Lunedì, 14 Giugno 2021
Politica

Metro C, a rischio il capolinea Montecompatri: il sindaco scrive al Prefetto

Di fronte all'ennesimo incidente nel tratto di via Casilina nei pressi della nuova struttura, De Carolis lancia l'allarme sicurezza

Foto metrocspa.it

È allarme sicurezza attorno al capolinea della nuova linea C della metropolitana Montecompatri/Pantano. A lanciarlo il sindaco del comune dell'hinterland capitolino Marco De Carolis che ha messo in allerta, e non è la prima volta, in merito all'accessibilità della stazione in un tratto di strada particolarmente pericoloso. Occasione della polemica, l'ennesimo grave incidente sulla via Casilina proprio nel tratto all'altezza della nuova struttura: “Questa mattina si è verificato un grave incidente che ha visto coinvolte una motocicletta e un'autovettura” ha scritto in una nota. “Questo dimostra drammaticamente, e ancora una volta, come il livello di pericolosità di quel tratto di strada resti elevato e la sicurezza per i cittadini un optional”continua il primo cittadino di Monte Compatri che ha anche inviato una lettera al Prefetto di Roma Giuseppe Pecoraro per avvertirlo della situazione.  

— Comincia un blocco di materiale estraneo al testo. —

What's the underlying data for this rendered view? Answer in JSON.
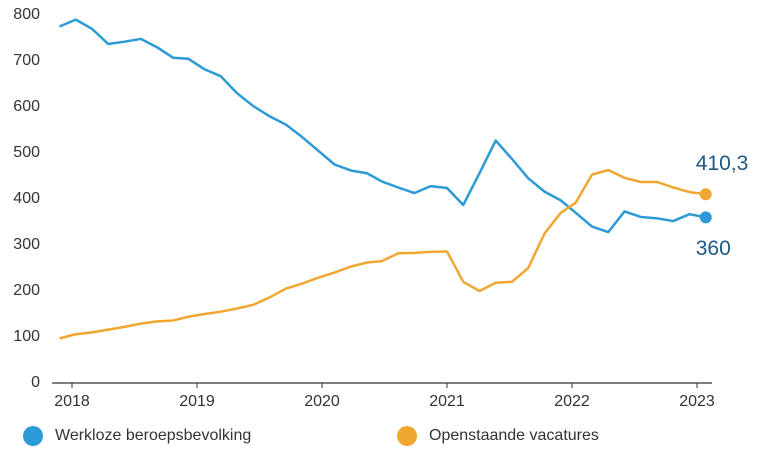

Il bilancio fino ad oggi è un bollettino di guerra. “Siamo costretti a descrivere i fatti: 7 persone morte perché investite da un'auto, 50 incidenti gravi (l'ultimo qualche ora fa). La strada è larga 21 metri, i veicoli sfrecciano a oltre 100 chilometri orari”. La paura di De Carolis è che con l'apertura della nuova stazione della metropolitana, aumentando il traffico e il movimento nell'area, la situazione precipiti. “E’ sempre spiacevole ricordare ‘l’avevo detto’, ma i nostri appelli sono rimasti incredibilmente inascoltati.  Né il sindaco Marino né l’assessore alla Mobilità Improta si sono mai preoccupati di informarsi sulla situazione”.

UN SOVRAPPASSO - La soluzione, per De Carolis, ci sarebbe ed è già stata richiesta più volte. Il sindaco lo enuncia al Prefetto nella lettera a lui indirizzata: “Al fine di scongiurare ulteriori perdite di vite, l'amministrazione ha più volte rappresentato l'interesse e la necessità di realizzare un sovrappasso pedonale che mettesse in comunicazione la fermata della linea metro con le frazioni di Torre Jacova e Pantano”. La struttura, del costo di circa un milione di euro, “in un primo momento accolta dal Cipe” è stata poi stralciata per carenza di risorse economiche. Il primo cittadino, di fronte ai nuovi stanziamenti per la metro C, si auspica che le risorse per mettere in sicurezza la stazione vengano trovate.

IL NODO DELLA VIABILITA' -“Colgo l'occasione per segnalare che, ad oggi, non ci risulta sia stato effettuato nessuno studio di fattibilità sul traffico. Appare infatti evidente che, con l'apertura della tratta metropolitana, seppur part-time nel primo periodo, il traffico veicolare sulla Casilina aumenterà a dismisura”. Un dato preoccupante, per il sindaco del comune della provincia di Roma, che sottolinea al Prefetto come non sia mai stato contattato “per affrontare i problemi del traffico”. Non ha funzionato nemmeno “un impianto semaforico non funzionante per scelta: l'unica volta che fu messo in funzione si creò una coda lunga chilometri”.